All these natural disasters made us think of Tuscaloosa and the difference in the response between Hattiesburg and Tuscaloosa. In Tuscaloosa they had one huge tornado and the people pulled together and rebuilt a city that was more vibrant than before. Three years later Habitat for Humanity is still working to rebuild homes (15 this year) in Tuscaloosa. In contrast, Hattiesburg has been hit by three natural disasters in the last 10 years, and the city seems beaten down. There is a five mile long strip of new stores and restaurants (the same chains you will find everywhere) development on 98W and lots of new homes, but the city itself is rundown with many buildings that have been abandoned. The Habitat for Humanity affiliate here in Hattiesburg has remodeled a kitchen damaged by Hurricane Isaac in 2012.
The history of Hattiesburg with civil rights and desegregation is interesting. In 1955 Korean War veteran Clyde Kennard applied to the University of Southern Mississippi. Kennard was urged to apply to one of the traditionally black universities, but his home was in Hattiesburg and he persisted, applying again in 1956, 1957, and 1959 despite having his car bombed, his credit cut off, and spending time in jail. USM leaders were so determined to keep the university segregated that they framed Kennard for several crimes and had him sentenced to a maximum security prison for seven years. He was released on a “temporary suspended sentence” in 1963 when the national media found out he had colon cancer that was not being treated in prison. He died shortly after his release.
Civil rights leader Vernon Dahmer was also from Hattiesburg. He was the leader of the Forrest County NAACP and the most prominent civil rights leader in the area. When a $2 poll tax was imposed on black voters to keep them from voting, Dahmer offered to pay the tax for anyone who could not afford it. In 1966, in the middle of the night, his house was set on fire by the KKK. Dahmer held off the White Knights with his rifle while his wife, three children, and elderly aunt escaped through the back of the house. Dahmer died as a result of the fire.
Forrest County Registrar Theron Lynd prevented blacks from registering to vote for years.
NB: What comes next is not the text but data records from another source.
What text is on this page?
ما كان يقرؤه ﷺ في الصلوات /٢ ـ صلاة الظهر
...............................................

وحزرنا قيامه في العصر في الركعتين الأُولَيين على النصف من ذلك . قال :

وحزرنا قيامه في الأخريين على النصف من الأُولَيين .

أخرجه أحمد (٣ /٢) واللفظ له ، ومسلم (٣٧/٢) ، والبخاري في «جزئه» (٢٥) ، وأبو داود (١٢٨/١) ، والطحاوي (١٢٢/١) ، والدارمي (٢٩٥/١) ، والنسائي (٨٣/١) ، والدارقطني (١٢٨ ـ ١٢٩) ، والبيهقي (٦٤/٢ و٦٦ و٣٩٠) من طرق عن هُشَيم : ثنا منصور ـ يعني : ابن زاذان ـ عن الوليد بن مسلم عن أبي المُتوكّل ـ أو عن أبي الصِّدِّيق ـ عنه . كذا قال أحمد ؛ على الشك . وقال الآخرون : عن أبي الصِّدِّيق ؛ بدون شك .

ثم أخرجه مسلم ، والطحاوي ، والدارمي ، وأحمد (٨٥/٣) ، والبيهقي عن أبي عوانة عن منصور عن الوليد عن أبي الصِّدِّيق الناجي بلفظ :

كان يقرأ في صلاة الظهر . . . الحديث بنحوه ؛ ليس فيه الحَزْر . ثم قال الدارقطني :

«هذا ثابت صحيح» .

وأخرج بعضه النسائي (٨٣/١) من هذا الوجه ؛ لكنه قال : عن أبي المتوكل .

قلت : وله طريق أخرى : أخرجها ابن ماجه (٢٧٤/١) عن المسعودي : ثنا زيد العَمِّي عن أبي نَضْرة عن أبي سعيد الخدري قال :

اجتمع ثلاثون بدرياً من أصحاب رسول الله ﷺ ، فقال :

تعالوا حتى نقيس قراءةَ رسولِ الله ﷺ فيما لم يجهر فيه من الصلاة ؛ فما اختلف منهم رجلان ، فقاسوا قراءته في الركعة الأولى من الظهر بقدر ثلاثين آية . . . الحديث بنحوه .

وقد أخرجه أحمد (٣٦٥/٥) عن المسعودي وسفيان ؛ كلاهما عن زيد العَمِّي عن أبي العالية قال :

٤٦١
In 1961, 30% of the population of the county was black but less than 1% of them had been allowed to register to vote. The white population had nearly 100% voter registration. In 1961, the U.S. Justice Department filed suit against Lynd and he became the first southern registrar to be convicted under the Civil Rights Act of 1957 for systematically violating African American voting rights. Although the courts finally decided that Lynd was no longer discriminating against African American voters in 1967, black voters in Mississippi are still struggling today for the right to vote.
Hattiesburg is a “Certified Retirement Community” which means they have good hospitals, a low cost of living, good weather (aside from those occasional natural disasters), and resources for those who are retired. We have been delighted with the weather here – temperatures in the 70’s or low 80’s every day in October with lots of sunshine. The University of Southern Mississippi also offers all kinds of programs to the community as well as a “senior learning center” where retirees can take classes. There are beautiful parks and the DeSoto National Forest surrounds Hattiesburg and extends down to the Gulf. The Longleaf Trace is a wonderful resource that is well-used by the community.